The first steps taken by the Government to deliberate the decriminalisation of cannabis included a national commission conducted in 2000 that was led by Professor Barry Chevannes, then dean of the Faculty of Social Sciences at The University of the West Indies.
The results were then shared in a 2001 report that showed public support for the decriminalisation of cannabis for private use. However, this sentiment did not translate into legal reform until 2015, under the amended Dangerous Drugs Act.
So What Do You Need to Know?
Possession and Cultivation
• Possession of two ounces or less of cannabis will no longer be considered an offence for which a person can be arrested, charged and tried in court and it will not result in a criminal record.
• The possession of cannabis for medicinal purposes is authorised once prescribed by a licensed health professional and for scientific research by an institution of higher education.
• Each household is allowed to legally cultivate up to five cannabis plants on its premises. If there is more than one household on any premises, each household may grow five ganja plants.
• Smoking of cannabis in a public place or within five metres of a public place is prohibited. However, smoking of cannabis is legally permitted in places that are licensed to allow smoking for medical or therapeutic purposes.
• Adherents to the Rastafarian faith are also permitted to smoke cannabis for sacramental purposes in locations registered as places of Rastafarian worship.
• People 18 years or older who are adherents to the Rastafarian faith, or Rastafarian organisations may apply for authorisation to cultivate cannabis for religious purposes as a sacrament, in adherence to the Rastafarian faith.
It is important to note the position of the Ministry of Health on the use of cannabis, which is confined to medicinal use and not recreational use. The ministry also does not encourage the smoking of cannabis, even for medical use, as this method is considered a health hazard.

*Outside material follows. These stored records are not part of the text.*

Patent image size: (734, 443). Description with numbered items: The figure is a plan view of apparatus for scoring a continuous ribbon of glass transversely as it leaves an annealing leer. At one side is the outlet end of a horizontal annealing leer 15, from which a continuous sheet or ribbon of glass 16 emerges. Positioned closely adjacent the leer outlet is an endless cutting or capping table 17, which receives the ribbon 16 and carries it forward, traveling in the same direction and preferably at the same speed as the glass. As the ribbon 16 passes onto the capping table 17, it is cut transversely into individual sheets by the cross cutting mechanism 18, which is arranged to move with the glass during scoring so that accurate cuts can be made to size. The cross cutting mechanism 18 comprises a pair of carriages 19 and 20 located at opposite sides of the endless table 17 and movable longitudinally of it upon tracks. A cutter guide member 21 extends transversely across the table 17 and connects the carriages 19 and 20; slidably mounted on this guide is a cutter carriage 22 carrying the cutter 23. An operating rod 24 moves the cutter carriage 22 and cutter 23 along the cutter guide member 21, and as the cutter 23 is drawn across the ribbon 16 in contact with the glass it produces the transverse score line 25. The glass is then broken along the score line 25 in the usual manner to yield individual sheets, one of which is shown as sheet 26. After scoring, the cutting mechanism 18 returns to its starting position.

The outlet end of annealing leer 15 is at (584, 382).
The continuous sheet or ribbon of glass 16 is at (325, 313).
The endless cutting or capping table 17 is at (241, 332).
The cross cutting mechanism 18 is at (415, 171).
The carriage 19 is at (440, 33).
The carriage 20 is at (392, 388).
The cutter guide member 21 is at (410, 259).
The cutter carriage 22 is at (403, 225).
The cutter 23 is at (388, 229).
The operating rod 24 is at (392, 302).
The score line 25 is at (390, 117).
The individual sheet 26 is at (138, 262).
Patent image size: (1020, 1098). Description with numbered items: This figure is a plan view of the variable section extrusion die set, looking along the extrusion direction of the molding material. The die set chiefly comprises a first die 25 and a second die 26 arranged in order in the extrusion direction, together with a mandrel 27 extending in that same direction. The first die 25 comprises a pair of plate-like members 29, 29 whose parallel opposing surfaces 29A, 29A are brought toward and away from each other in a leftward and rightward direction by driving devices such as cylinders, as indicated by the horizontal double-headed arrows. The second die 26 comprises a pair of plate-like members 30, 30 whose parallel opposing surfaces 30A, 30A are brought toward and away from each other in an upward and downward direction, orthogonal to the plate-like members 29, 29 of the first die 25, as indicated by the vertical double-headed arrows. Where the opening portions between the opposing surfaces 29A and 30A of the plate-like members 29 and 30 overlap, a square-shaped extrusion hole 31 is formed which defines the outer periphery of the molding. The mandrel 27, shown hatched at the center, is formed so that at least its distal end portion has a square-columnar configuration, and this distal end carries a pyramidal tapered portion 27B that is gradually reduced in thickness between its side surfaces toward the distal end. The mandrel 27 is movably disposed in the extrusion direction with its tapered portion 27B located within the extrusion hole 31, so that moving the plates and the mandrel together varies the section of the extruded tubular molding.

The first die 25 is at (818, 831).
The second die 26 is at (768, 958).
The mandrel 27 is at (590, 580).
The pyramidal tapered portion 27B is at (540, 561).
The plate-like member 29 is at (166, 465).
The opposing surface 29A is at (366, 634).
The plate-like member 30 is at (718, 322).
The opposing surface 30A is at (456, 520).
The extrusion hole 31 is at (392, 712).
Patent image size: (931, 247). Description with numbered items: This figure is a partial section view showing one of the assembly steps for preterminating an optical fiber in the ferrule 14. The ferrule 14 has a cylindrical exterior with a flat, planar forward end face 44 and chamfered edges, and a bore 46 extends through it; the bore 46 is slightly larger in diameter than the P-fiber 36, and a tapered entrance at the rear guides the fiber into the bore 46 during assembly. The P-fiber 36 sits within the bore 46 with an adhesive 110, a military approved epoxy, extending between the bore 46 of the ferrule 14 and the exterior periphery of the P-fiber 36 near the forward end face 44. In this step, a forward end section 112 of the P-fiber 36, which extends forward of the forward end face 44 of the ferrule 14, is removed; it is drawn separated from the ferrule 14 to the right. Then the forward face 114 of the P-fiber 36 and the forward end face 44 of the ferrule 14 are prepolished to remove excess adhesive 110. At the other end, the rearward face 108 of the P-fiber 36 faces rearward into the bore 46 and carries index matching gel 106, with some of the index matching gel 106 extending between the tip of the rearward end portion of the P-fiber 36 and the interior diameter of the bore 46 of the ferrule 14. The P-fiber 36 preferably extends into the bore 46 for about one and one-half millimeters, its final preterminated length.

With regard to the different methods of consumption, the Ministry of Health encourages the use of topical solutions, oral administrations as well as ingestion, such as capsules made from extracts of cannabis. However, the use of edibles is excluded in any form.
Who are the Regulatory Bodies?
The Cannabis Licensing Authority (CLA) was established in 2015 and operates independently of the Ministry of Health. The CLA focuses on the growth, development and orderly regulation of a legal cannabis and hemp industry in Jamaica geared towards medical, therapeutic, and scientific purposes.
The CLA also issues licences and permits for the handling of cannabis, including the cultivation, transportation, processing and retail of cannabis-derived products for medical, scientific and therapeutic purposes. However, it does not have jurisdiction over religious use, with the Ministry of Justice overseeing this area of responsibility.
Under the Ministry of Health, the Medicinal Cannabis Unit (MCU) was established to enforce the amendments made in the Dangerous Drugs Act of 2015 and to oversee the implementation of medicinal cannabis regulations and guidelines.
The MCU is responsible for the registration and regulation of all cannabis and cannabis-related products (including hemp) as well as cannabis products for medicinal use — whether produced locally or internationally. This covers all derivatives with less than one per cent THC (tetrahydrocannabinol), — which are pharmaceutically acceptable, rather than the plant material.
THC is the chemical responsible for most of marijuana’s psychological effects.